The out-of-sample prediction error of the square-root-LASSO and related estimators
Joint with José Luis Montiel Olea , Cynthia Rush, and Johannes Wiesel
Abstract: We study the classical problem of predicting an outcome variable, $Y$, using a linear combination of a $d$-dimensional covariate vector, $\mathbf{X}$. We are interested in linear predictors whose coefficients solve: \begin{align*} \inf_{\boldsymbol{\beta} \in \mathbb{R}^d} \left( \mathbb{E}_{\mathbb{P}_n} \left[ \left|Y-\mathbf{X}^{\top}\beta \right|^r \right] \right)^{1/r} +\delta , \rho\left(\boldsymbol{\beta}\right), \end{align*} where $\delta>0$ is a regularization parameter, $\rho:\mathbb{R}^d\to \mathbb{R}_+$ is a convex penalty function, $\mathbb{P}_n$ is the empirical distribution of the data, and $r\geq 1$. Our main contribution is a new bound on the out-of-sample prediction error of such estimators.

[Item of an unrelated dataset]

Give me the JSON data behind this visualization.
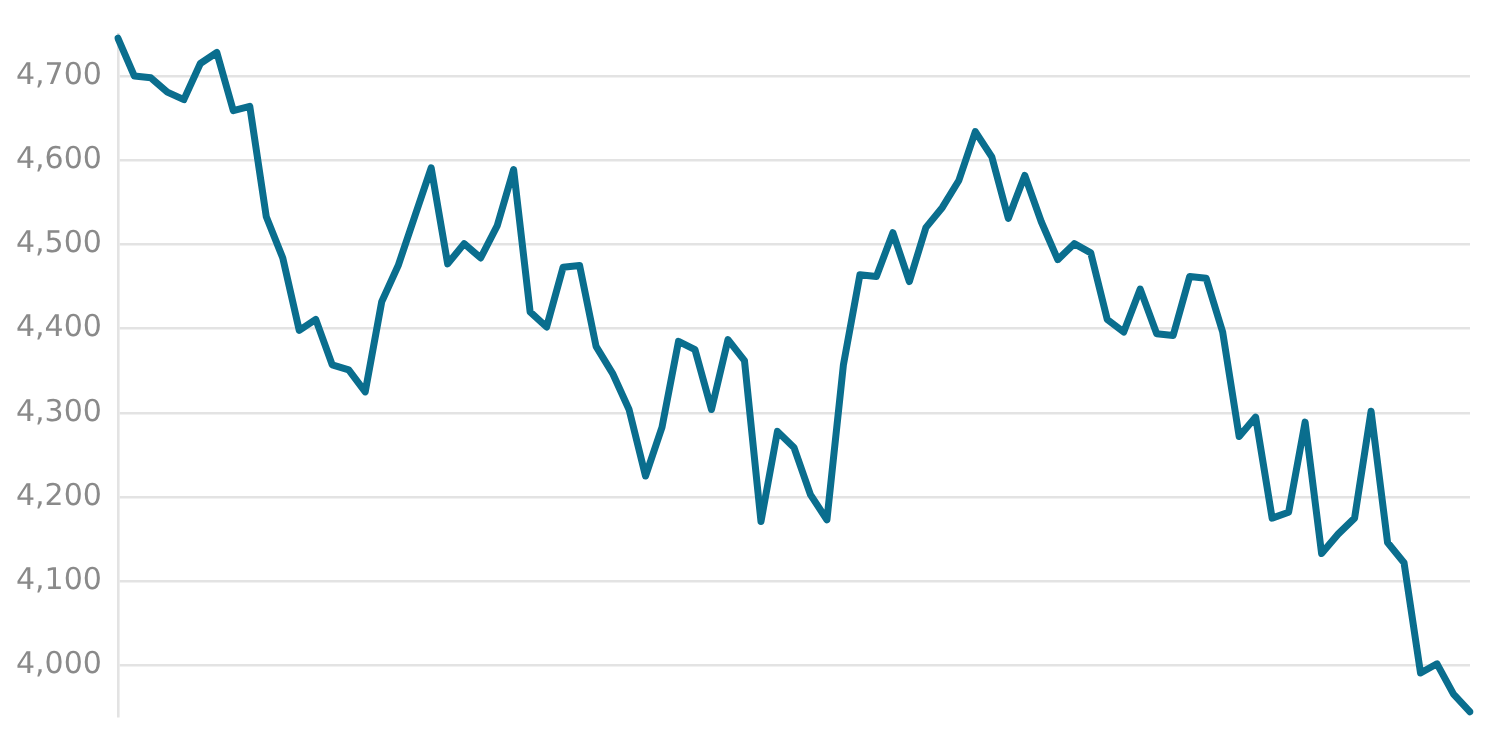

The new bound is obtained by combining three new sets of results. First, we provide conditions under which linear predictors based on these estimators solve a distributionally robust optimization problem: they minimize the worst-case prediction error over distributions that are close to each other in a type of max-sliced Wasserstein metric. Second, we provide a detailed finite-sample and asymptotic analysis of the statistical properties of the balls of distributions over which the worst-case prediction error is analyzed. Third, we present an oracle recommendation for the choice of regularization parameter, $\delta$, that guarantees good out-of-sample prediction error.